La chevalerie établit à partir du XIIème siècle un code "éthique". Ainsi les valeurs de courage, de loyauté, de courtoisie sont-elles mises en avant et font des chevaliers les protecteurs des représentantes du sexe féminin. Aussi ces exploits représentent-ils pour eux un moyen de séduction.

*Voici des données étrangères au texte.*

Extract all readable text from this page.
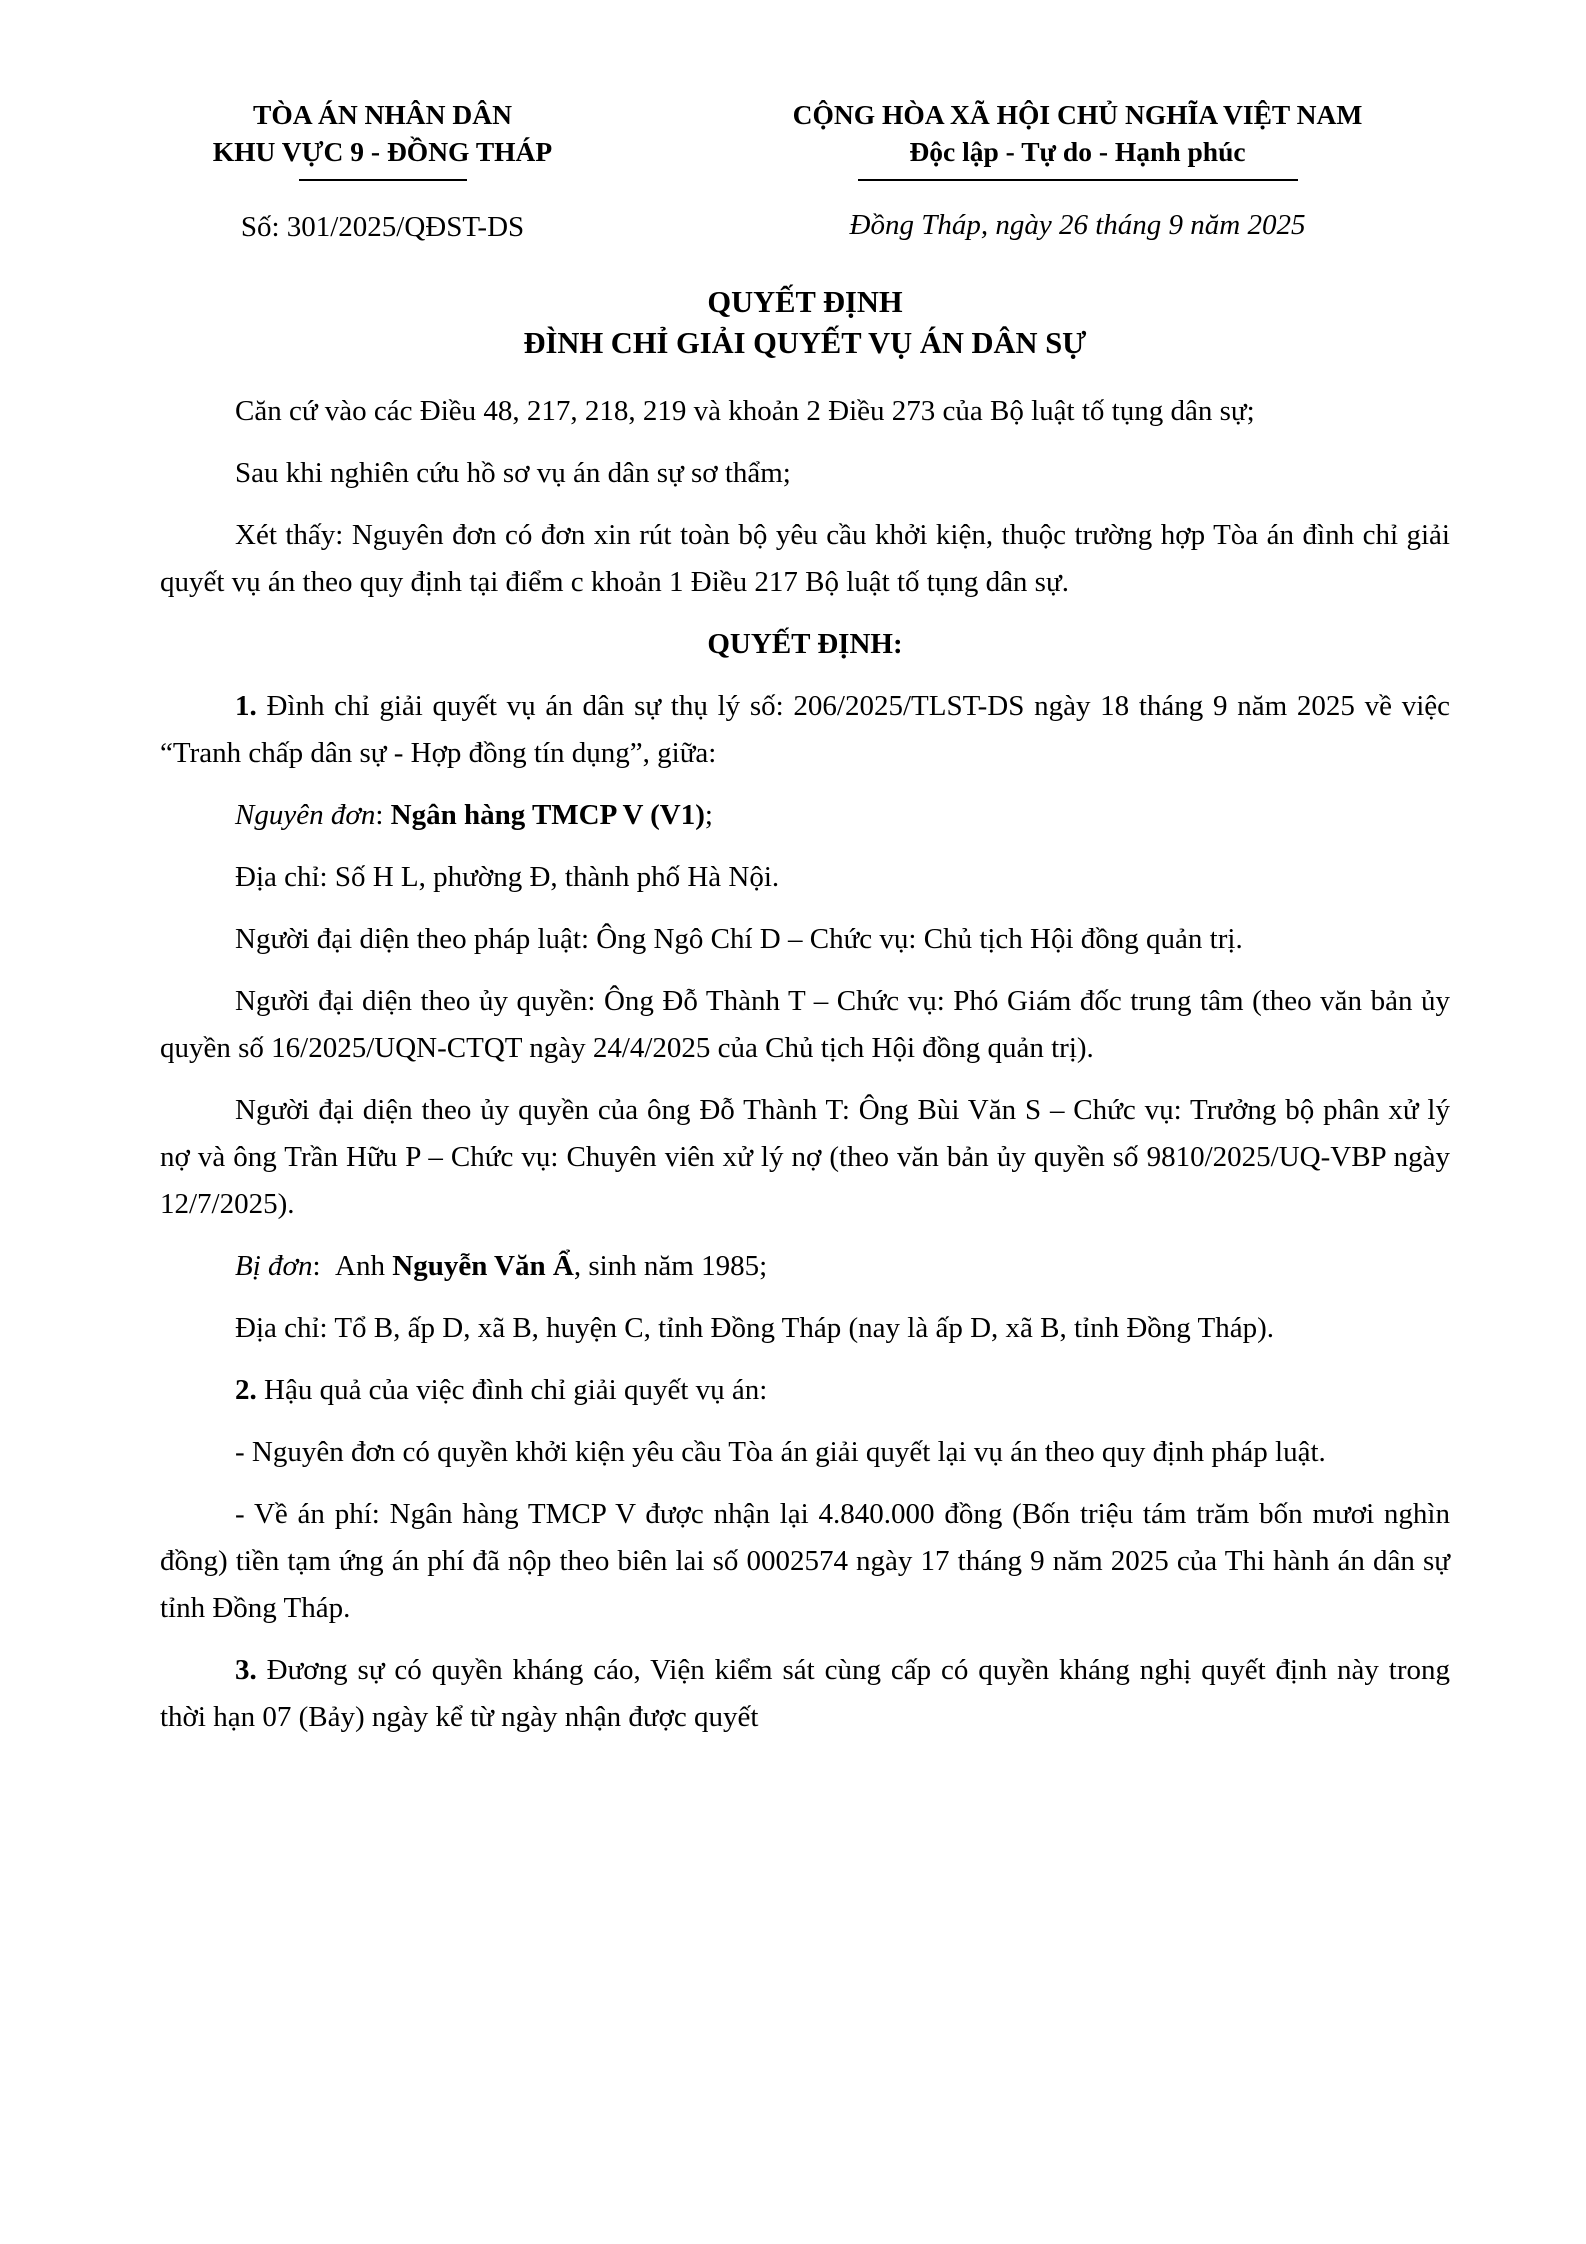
TÒA ÁN NHÂN DÂN
KHU VỰC 9 - ĐỒNG THÁP
Số: 301/2025/QĐST-DS
CỘNG HÒA XÃ HỘI CHỦ NGHĨA VIỆT NAM
Độc lập - Tự do - Hạnh phúc
Đồng Tháp, ngày 26 tháng 9 năm 2025
QUYẾT ĐỊNH
ĐÌNH CHỈ GIẢI QUYẾT VỤ ÁN DÂN SỰ

Căn cứ vào các Điều 48, 217, 218, 219 và khoản 2 Điều 273 của Bộ luật tố tụng dân sự;

Sau khi nghiên cứu hồ sơ vụ án dân sự sơ thẩm;

Xét thấy: Nguyên đơn có đơn xin rút toàn bộ yêu cầu khởi kiện, thuộc trường hợp Tòa án đình chỉ giải quyết vụ án theo quy định tại điểm c khoản 1 Điều 217 Bộ luật tố tụng dân sự.

QUYẾT ĐỊNH:

1. Đình chỉ giải quyết vụ án dân sự thụ lý số: 206/2025/TLST-DS ngày 18 tháng 9 năm 2025 về việc “Tranh chấp dân sự - Hợp đồng tín dụng”, giữa:

Nguyên đơn: Ngân hàng TMCP V (V1);

Địa chỉ: Số H L, phường Đ, thành phố Hà Nội.

Người đại diện theo pháp luật: Ông Ngô Chí D – Chức vụ: Chủ tịch Hội đồng quản trị.

Người đại diện theo ủy quyền: Ông Đỗ Thành T – Chức vụ: Phó Giám đốc trung tâm (theo văn bản ủy quyền số 16/2025/UQN-CTQT ngày 24/4/2025 của Chủ tịch Hội đồng quản trị).

Người đại diện theo ủy quyền của ông Đỗ Thành T: Ông Bùi Văn S – Chức vụ: Trưởng bộ phân xử lý nợ và ông Trần Hữu P – Chức vụ: Chuyên viên xử lý nợ (theo văn bản ủy quyền số 9810/2025/UQ-VBP ngày 12/7/2025).

Bị đơn:  Anh Nguyễn Văn Ẩ, sinh năm 1985;

Địa chỉ: Tổ B, ấp D, xã B, huyện C, tỉnh Đồng Tháp (nay là ấp D, xã B, tỉnh Đồng Tháp).

2. Hậu quả của việc đình chỉ giải quyết vụ án:

- Nguyên đơn có quyền khởi kiện yêu cầu Tòa án giải quyết lại vụ án theo quy định pháp luật.

- Về án phí: Ngân hàng TMCP V được nhận lại 4.840.000 đồng (Bốn triệu tám trăm bốn mươi nghìn đồng) tiền tạm ứng án phí đã nộp theo biên lai số 0002574 ngày 17 tháng 9 năm 2025 của Thi hành án dân sự tỉnh Đồng Tháp.

3. Đương sự có quyền kháng cáo, Viện kiểm sát cùng cấp có quyền kháng nghị quyết định này trong thời hạn 07 (Bảy) ngày kể từ ngày nhận được quyết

-Le capitaine est Jehan de Beaumanoir


Les chevaliers :

Jehan de Tyntyniac
Guy de Rochefort
Even Charruel
Robin Raguenel de Saint-Yon
Caro de Bodégat
Guillaume de la Marche
Ollivier Arrel
Jehan Rousselet
Geffroy du Boys (du Bois)


Les écuyers :

Guillaume de Montauban
Alain de Tyntyniac
Tristan de Pestivien
Alain de Keranrais
Ollivier de Keranrais
Louys Gouyon
Le Fontenai ou Le Fontenois
Huet Captus (lisez Catus)
Geffroy de la Roche
Geffroy Poulart
Morice de Trezeguidy
Guyon du Pontblanc
Morice du Parc
Geffroy de Beaucours
Celuy de la Villon (lisez La Villéon)
Geffroy Mellon ou Moelon
Jehannot de Serrant (lisez Sérent)
Olivier Bouteville  (Monteville ?)
Guillaume de la Lande
Symonet Richard  

Les champions étaient tous des bretons.


-Le capitaine est Robert Brambroch (ou Richard de Brandenburg, encore appelé Brembo)


Les combattants :

Canoles (lisez Robert Knolles)
Cavarlay (lisez Hugue de Calverly)
Crucart (lisez Crokart ou Croquart)
Jehan Plesanton
Ridele le Gaillart
Helecoq, son frère
Jennequin Taillart
Rippefort le Vaillant
Richart d’Irlande
Tommelin Belifort
Huceton Clemenbean
Jennequin Betoncamp
Renequin Herouart
Gaultier l’Alemant
Hulbure ou Huebnie le Vilart
Renequin Mareschal
Thommelin Hualton
Robinet Melipart
Isanay le Hardy
Bicquillay
Helichon le Musart
Troussel
Robin Adès
Dango le Couart
Le Nepveu de Dagorne (Dagworth?)
Perrot de Commelain (lisez de Comenan)
Guillemin le Gaillart
Raoulet d’Aspremont
D’Ardaine

Côté anglais, s’étaient joints six aventuriers allemands et quatre bretons du parti de Montfort.